Rappers Get Real: The Presentation of Addiction

  With murders and overdoses scattered between album dropping, award claiming, and record breaking, this year has been a year of tragedy and triumph in the music industry. With the recent loss of Mac Miller, raising the count of rappers and influencers lost to addiction, an epidemic of teenagers using and abusing drugs has become a reality, but the music industry has finally chose to fight it rather than glorify it.

  Mac Miller was arguably one of the most influential artists to grace this generation. His freshman album dropped in 2007 under his alias “Easy Mac;”  fastforwarding 11 years later, he released his 11th album, Swimming. He preached about the struggles of heartbreak and the process of renewing love for oneself after the recent end to a long term relationship with Ariana Grande. However, a big factor in the end to his relationship was his problems with drug use and addiction, taking a toll on him as well as Grande.

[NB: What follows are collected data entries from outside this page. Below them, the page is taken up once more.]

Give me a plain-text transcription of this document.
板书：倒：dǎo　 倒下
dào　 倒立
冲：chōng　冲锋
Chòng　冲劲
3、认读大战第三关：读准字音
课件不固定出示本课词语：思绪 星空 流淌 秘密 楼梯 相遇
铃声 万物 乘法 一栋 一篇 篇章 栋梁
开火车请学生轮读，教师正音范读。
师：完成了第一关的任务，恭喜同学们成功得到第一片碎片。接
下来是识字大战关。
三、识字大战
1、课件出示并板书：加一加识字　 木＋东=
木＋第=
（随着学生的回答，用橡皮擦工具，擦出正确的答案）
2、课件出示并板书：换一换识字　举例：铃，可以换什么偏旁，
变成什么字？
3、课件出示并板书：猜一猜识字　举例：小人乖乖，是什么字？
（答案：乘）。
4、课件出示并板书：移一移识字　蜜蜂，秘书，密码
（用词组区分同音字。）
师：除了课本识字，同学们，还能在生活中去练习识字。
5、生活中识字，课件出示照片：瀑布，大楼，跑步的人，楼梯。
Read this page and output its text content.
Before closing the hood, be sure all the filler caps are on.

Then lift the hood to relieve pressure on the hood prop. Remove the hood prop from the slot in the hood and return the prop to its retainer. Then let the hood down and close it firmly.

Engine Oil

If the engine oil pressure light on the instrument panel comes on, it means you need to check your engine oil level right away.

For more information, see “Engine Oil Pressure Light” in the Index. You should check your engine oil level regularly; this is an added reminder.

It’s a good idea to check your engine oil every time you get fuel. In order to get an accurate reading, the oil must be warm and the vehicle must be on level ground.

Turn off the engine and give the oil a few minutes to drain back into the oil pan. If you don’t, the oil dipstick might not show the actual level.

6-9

  Miller references his battle with drug addiction multiple times and explains that it isn’t something to be proud of, it’s something to try and overcome.

  Losing his life to this addiction, he has become a tragic example of the harsh reality for those battling drug abuse, or those watching others do so: that this isn’t a matter to be taken lightly, glorified, or ignored.

  For years drug use has been glorified through music, especially in the rap industry. Rappers like Snoop Dogg, Dr. Dre, Kanye, Travis Scott, Drake, and countless others have written hundreds of lyrics about drinking alcohol, smoking weed, doing lines of cocaine, sipping lean, and countless other drugs. However in the past year, artists have turned to getting real about the consequences of drug abuse, frantically trying to turn back the clock on what the industry has subconsciously done to today’s youth who look up to them.

  J.Cole’s recent album, KOD, comes with a blunt statement on the cover which depicts children looking ghostly and using drugs: “This album is in no way intended to glorify addiction.”  

  The acronym for his 5th album, KOD, has been said to stand for “Kids On Drugs,” “King Overdose,” and “Kill Our Demons.” He outwardly calls himself an addict in multiple verses, once saying on the track FRIENDS, “I wrote this sh*t that talk about the word addiction.” He references his drug use and the prevalence of such topics throughout the industry, highlighting the consequences it has.

  The cover art is not to glorify these drugs, but to show the negative effects they have on appearance and overall health, as well as the prominence of drug use in seemingly younger and younger demographics.

  A spike in drug use in teens was seen, from smoking weed, to popping pills, to dropping tabs, and now taking on nicotine use. It’s an epidemic nationwide: schools and now the FDA are cracking down on its availability and the use in our generation.

   At SVHS, use has become more extensive than in the past. Kids have taken vaping out of the bathrooms and into the middle of classes. They have taken a mostly common dislike for hard drugs like cocaine to “just doing it once” at a party. I see people under the influence constantly.  

  A lot of my peers have told me they wish they could stop using nicotine in the midst of this epidemic plaguing our school, town, state, and nation. They know it’s bad. We have all been educated on the toll drug abuse takes on the body and mind and the path of life of someone as young as us. We all know the consequences.

  Growing up listening to the glorification of drugs may have caused us to be more susceptible to use drugs because of the association with glamour they used to have. Now, the music industry has turned this around, expressing how awful addiction is. Hopefully, it isn’t too late for our generation to turn around the plague that has struck the nation, most visibly in the industry where legends are dropping faster than their albums.